Why does my AI model perform well on training data but poorly on new data?

Hi everyone,

I am currently learning AI and practicing by training simple models. I noticed that my model gives good results during training, but when I test it on new or unseen data, the performance drops.

I am not fully understanding why this happens. Is this something common in machine learning?

I would really appreciate if someone could explain:

  • Why does this happen?

  • What mistakes do beginners usually make?

  • What simple steps can I take to improve performance on new data?

I am still a beginner, so simple explanations would really help me.

Thank you :blush:

1 Like

What course are you attending? This is a pretty fundamental issue that is discussed in most courses.

1 Like

we need more information,you can describe it more specific

Yes, this is a very common problem, as Tom said. There are lots of ways this can happen, but the usual one for beginners is just that your training dataset is too small and not a realistic representation of all the possible inputs your model needs to handle.

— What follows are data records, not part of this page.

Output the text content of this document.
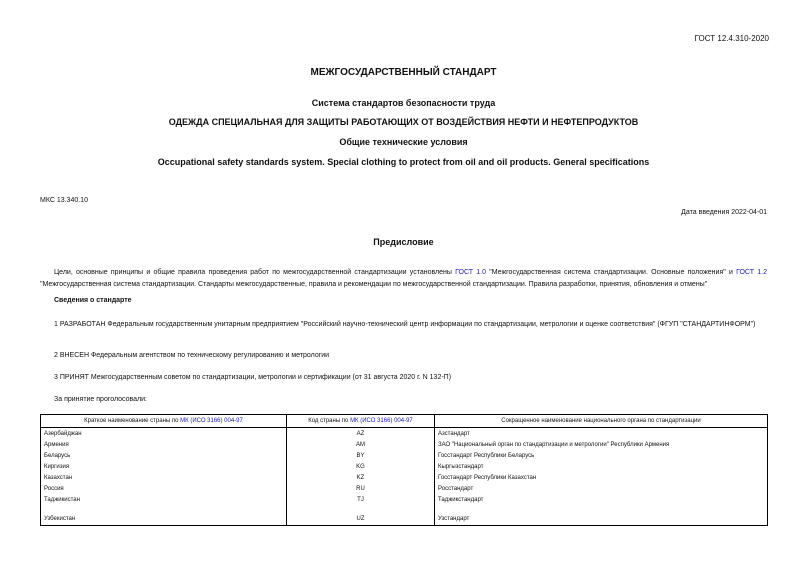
ГОСТ 12.4.310-2020
МЕЖГОСУДАРСТВЕННЫЙ СТАНДАРТ
Система стандартов безопасности труда
ОДЕЖДА СПЕЦИАЛЬНАЯ ДЛЯ ЗАЩИТЫ РАБОТАЮЩИХ ОТ ВОЗДЕЙСТВИЯ НЕФТИ И НЕФТЕПРОДУКТОВ
Общие технические условия
Occupational safety standards system. Special clothing to protect from oil and oil products. General specifications
МКС 13.340.10
Дата введения 2022-04-01
Предисловие
Цели, основные принципы и общие правила проведения работ по межгосударственной стандартизации установлены ГОСТ 1.0 "Межгосударственная система стандартизации. Основные положения" и ГОСТ 1.2 "Межгосударственная система стандартизации. Стандарты межгосударственные, правила и рекомендации по межгосударственной стандартизации. Правила разработки, принятия, обновления и отмены"
Сведения о стандарте
1 РАЗРАБОТАН Федеральным государственным унитарным предприятием "Российский научно-технический центр информации по стандартизации, метрологии и оценке соответствия" (ФГУП "СТАНДАРТИНФОРМ")
2 ВНЕСЕН Федеральным агентством по техническому регулированию и метрологии
3 ПРИНЯТ Межгосударственным советом по стандартизации, метрологии и сертификации (от 31 августа 2020 г. N 132-П)
За принятие проголосовали:
Краткое наименование страны по МК (ИСО 3166) 004-97	Код страны по МК (ИСО 3166) 004-97	Сокращенное наименование национального органа по стандартизации
Азербайджан	AZ	Азстандарт
Армения	AM	ЗАО "Национальный орган по стандартизации и метрологии" Республики Армения
Беларусь	BY	Госстандарт Республики Беларусь
Киргизия	KG	Кыргызстандарт
Казахстан	KZ	Госстандарт Республики Казахстан
Россия	RU	Росстандарт
Таджикистан	TJ	Таджикстандарт

Узбекистан	UZ	Узстандарт
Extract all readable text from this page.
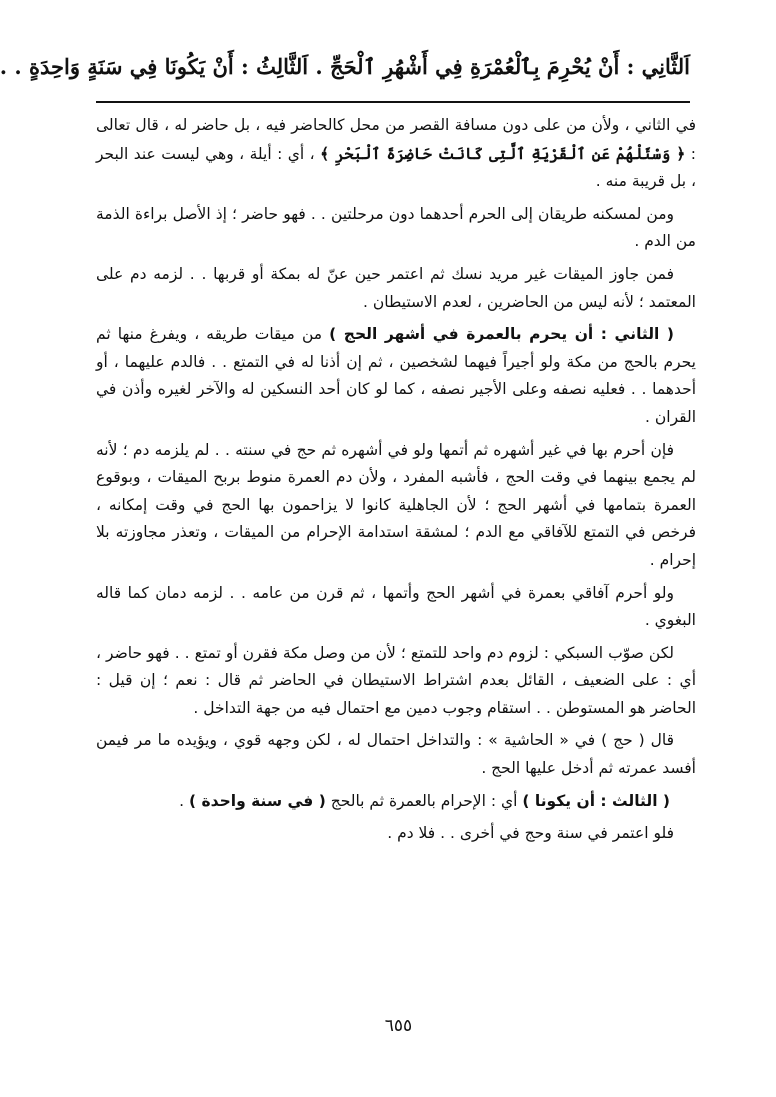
اَلثَّانِي : أَنْ يُحْرِمَ بِٱلْعُمْرَةِ فِي أَشْهُرِ ٱلْحَجِّ . اَلثَّالِثُ : أَنْ يَكُونَا فِي سَنَةٍ وَاحِدَةٍ . .

في الثاني ، ولأن من على دون مسافة القصر من محل كالحاضر فيه ، بل حاضر له ، قال تعالى : ﴿ وَسْئَلْهُمْ عَنِ ٱلْقَرْيَةِ ٱلَّتِى كَانَتْ حَاضِرَةَ ٱلْبَحْرِ ﴾ ، أي : أيلة ، وهي ليست عند البحر ، بل قريبة منه .

ومن لمسكنه طريقان إلى الحرم أحدهما دون مرحلتين . . فهو حاضر ؛ إذ الأصل براءة الذمة من الدم .

فمن جاوز الميقات غير مريد نسك ثم اعتمر حين عنّ له بمكة أو قربها . . لزمه دم على المعتمد ؛ لأنه ليس من الحاضرين ، لعدم الاستيطان .

( الثاني : أن يحرم بالعمرة في أشهر الحج ) من ميقات طريقه ، ويفرغ منها ثم يحرم بالحج من مكة ولو أجيراً فيهما لشخصين ، ثم إن أذنا له في التمتع . . فالدم عليهما ، أو أحدهما . . فعليه نصفه وعلى الأجير نصفه ، كما لو كان أحد النسكين له والآخر لغيره وأذن في القران .

فإن أحرم بها في غير أشهره ثم أتمها ولو في أشهره ثم حج في سنته . . لم يلزمه دم ؛ لأنه لم يجمع بينهما في وقت الحج ، فأشبه المفرد ، ولأن دم العمرة منوط بربح الميقات ، وبوقوع العمرة بتمامها في أشهر الحج ؛ لأن الجاهلية كانوا لا يزاحمون بها الحج في وقت إمكانه ، فرخص في التمتع للآفاقي مع الدم ؛ لمشقة استدامة الإحرام من الميقات ، وتعذر مجاوزته بلا إحرام .

ولو أحرم آفاقي بعمرة في أشهر الحج وأتمها ، ثم قرن من عامه . . لزمه دمان كما قاله البغوي .

لكن صوّب السبكي : لزوم دم واحد للتمتع ؛ لأن من وصل مكة فقرن أو تمتع . . فهو حاضر ، أي : على الضعيف ، القائل بعدم اشتراط الاستيطان في الحاضر ثم قال : نعم ؛ إن قيل : الحاضر هو المستوطن . . استقام وجوب دمين مع احتمال فيه من جهة التداخل .

قال ( حج ) في « الحاشية » : والتداخل احتمال له ، لكن وجهه قوي ، ويؤيده ما مر فيمن أفسد عمرته ثم أدخل عليها الحج .

( الثالث : أن يكونا ) أي : الإحرام بالعمرة ثم بالحج ( في سنة واحدة ) .

فلو اعتمر في سنة وحج في أخرى . . فلا دم .

٦٥٥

This is not a simple topic and rather than have us try to reproduce the information here. It would be better if you would take the Deep Learning Specialization (DLS) and learn all that Professor Andrew Ng has to say on this and related topics. He covers all this in a lot of depth and your time will be well spent. Start with DLS Course 1 and Course 2 and that should help with your understanding of the issues. Professor Ng continues to add more information in C3, C4 and C5.